The SARS-CoV-2 Epitranscriptome
Epigenetic modifications are known to play important roles in the life cycles of RNA viruses like human CoV. Modified adenosines, for instance, such as m6A, m6Am, and 2'-O-me are reported to affect the viability of specific RNA viruses by modulating viral cap structures, viral replication, innate sensing pathways, and the innate immune response. Furthermore, members of the CoVs encode their own methyltransferases for self-methylating adenosine residues and promoting immune evasion.Thus, the SARS-CoV-2 epitranscriptome may present another suitable target of remedial treatment.

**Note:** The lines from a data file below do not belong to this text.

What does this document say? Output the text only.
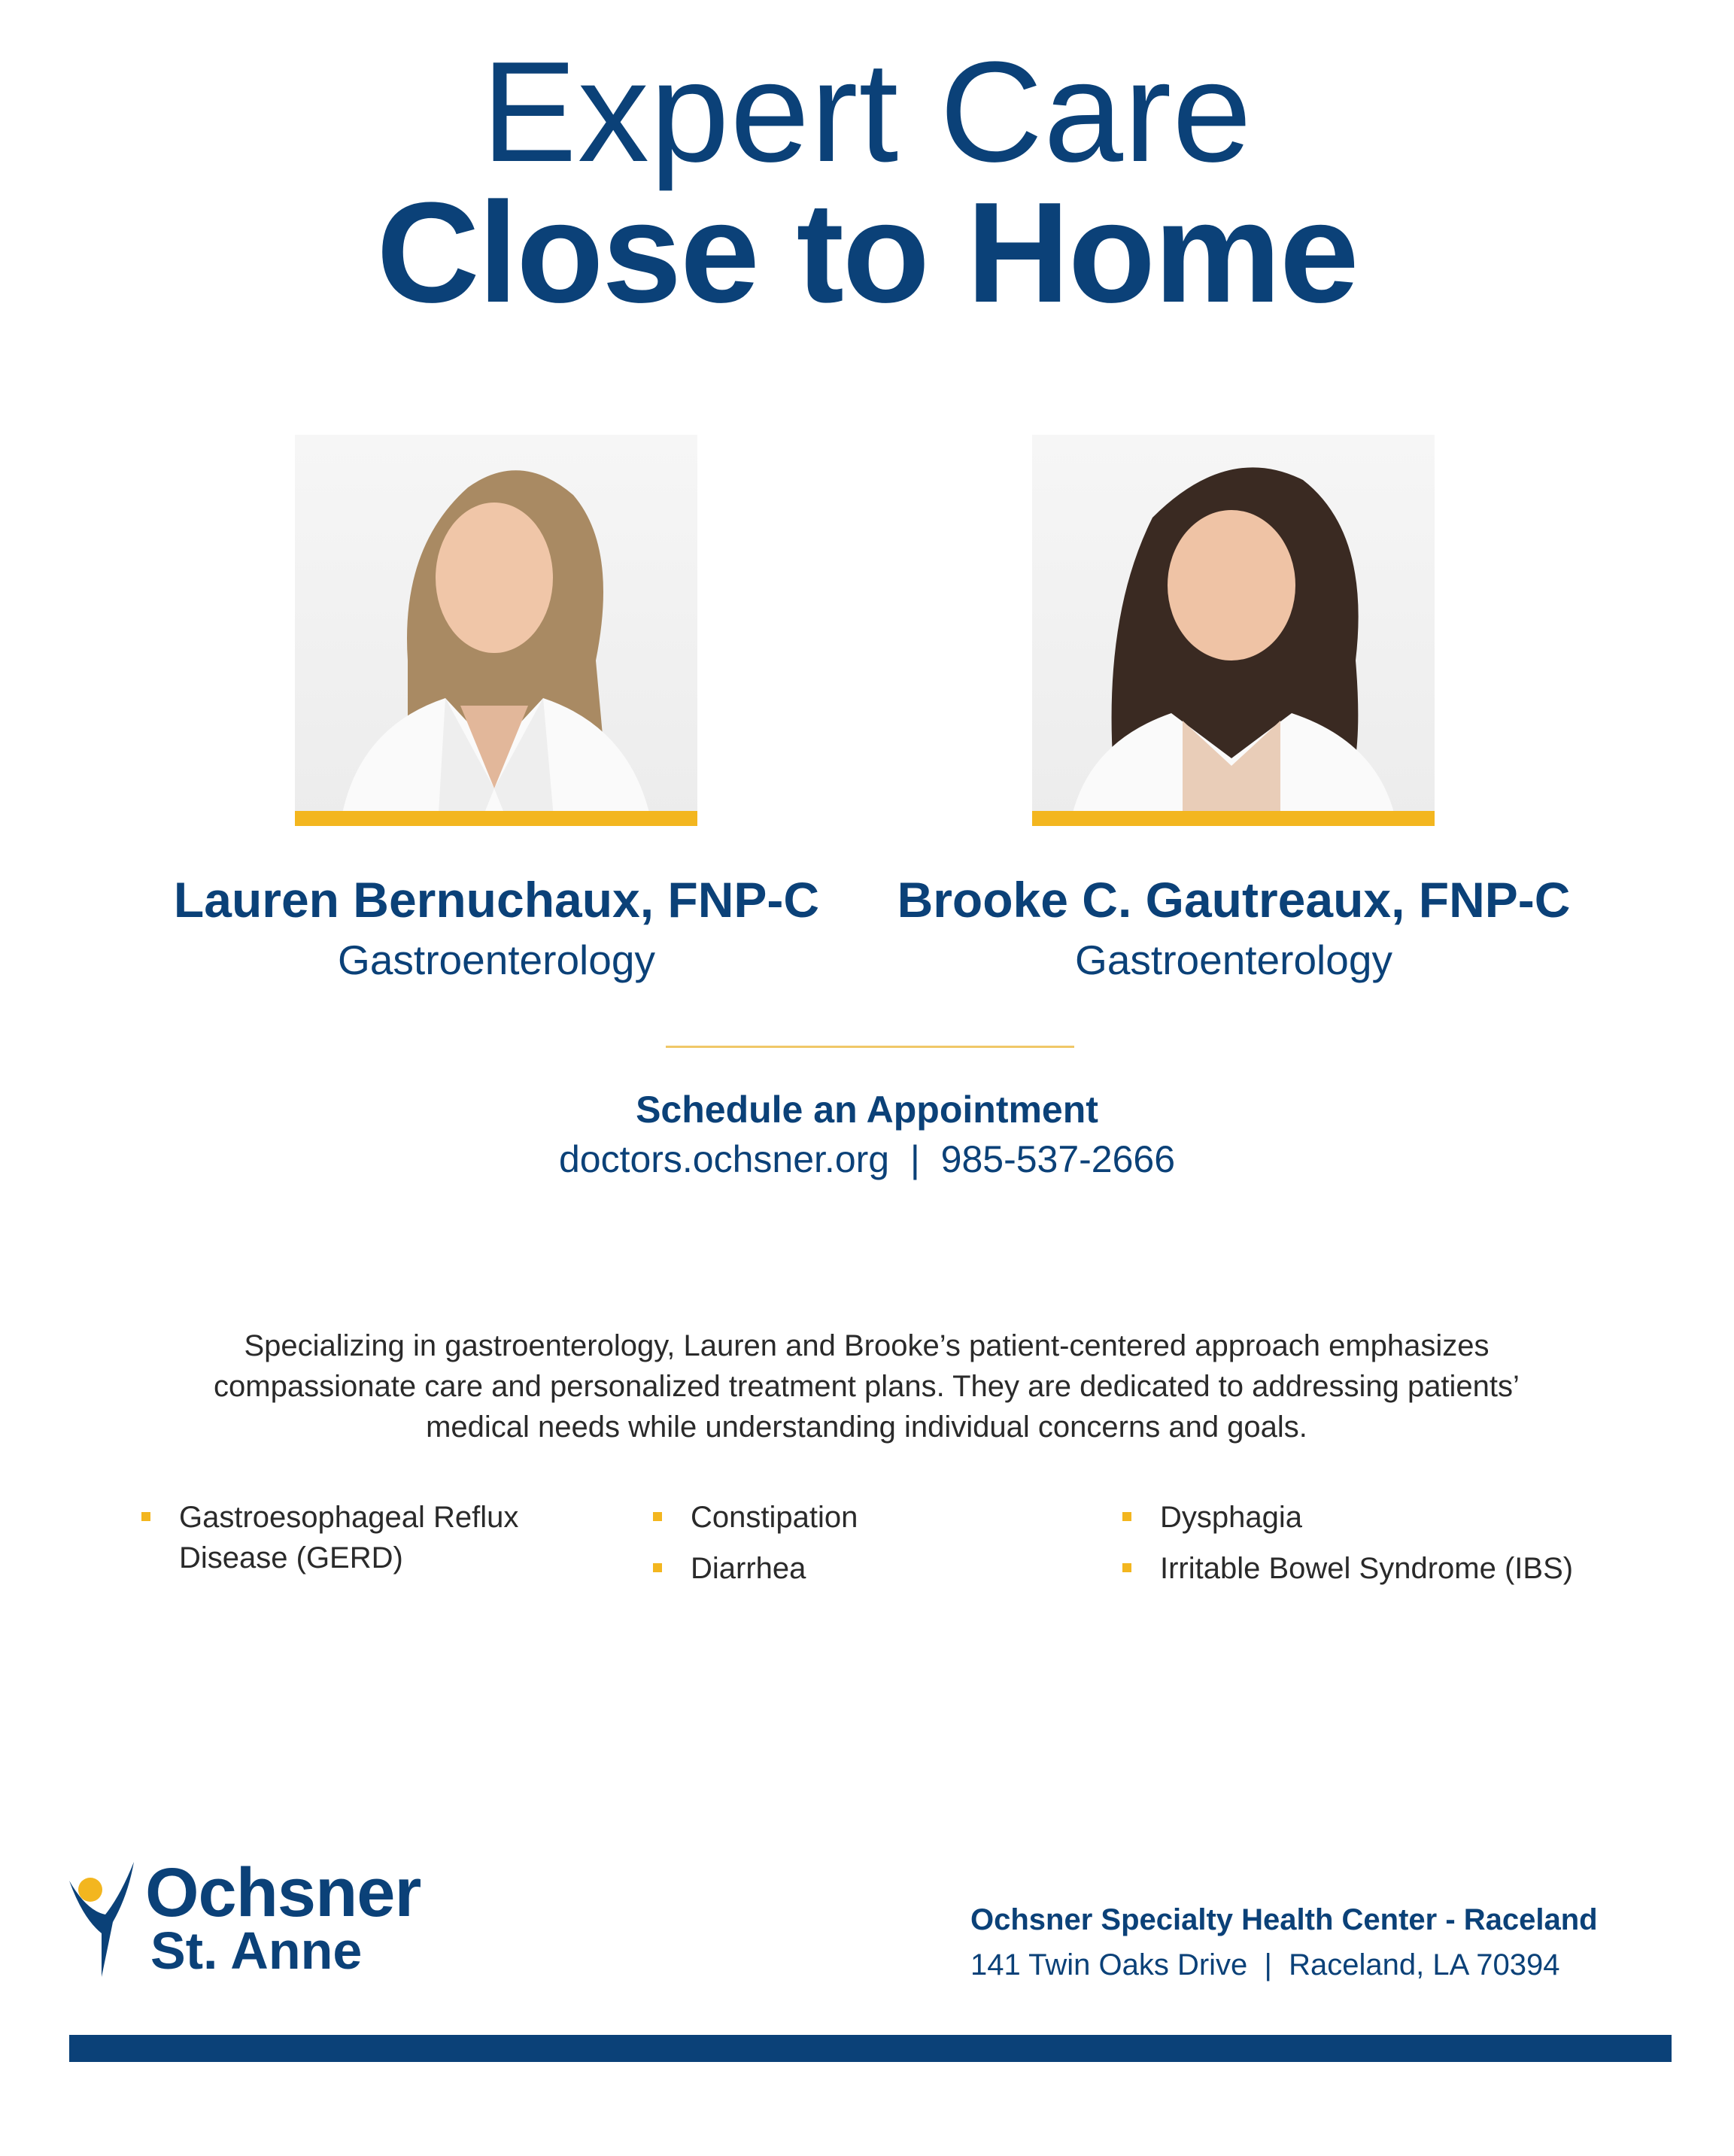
Expert Care
Close to Home
Lauren Bernuchaux, FNP-C
Gastroenterology
Brooke C. Gautreaux, FNP-C
Gastroenterology
Schedule an Appointment
doctors.ochsner.org  |  985-537-2666
Specializing in gastroenterology, Lauren and Brooke’s patient-centered approach emphasizes compassionate care and personalized treatment plans. They are dedicated to addressing patients’ medical needs while understanding individual concerns and goals.
Gastroesophageal Reflux Disease (GERD)
Constipation
Diarrhea
Dysphagia
Irritable Bowel Syndrome (IBS)
Ochsner
St. Anne
Ochsner Specialty Health Center - Raceland
141 Twin Oaks Drive  |  Raceland, LA 70394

At least 41 prospective RNA modification sites have been located on SARS-CoV-2 transcripts. Among these sites, the AAGAA sequence is the most commonly observed motif. Long viral transcripts (S, 3a, E, and M) and genomic RNA are more frequently modified than shorter RNAs (6, 7a, 7b, 8, and N), and the modification frequency at certain sites is sgRNA species-dependent. Interestingly, the modified RNAs have shorter poly(A) tails than unmodified transcripts. Since the relationship between tailing and RNA turnover is well established, it is possible that these modifications may have an effect on the stability of SARS-CoV-2 RNAs. Additional research is needed to ascertain the particular kinds of modifications (e.g., m6A, 5-mC), their defined roles, and the associated modifying enzymes (e.g., methyltransferases, demethylases).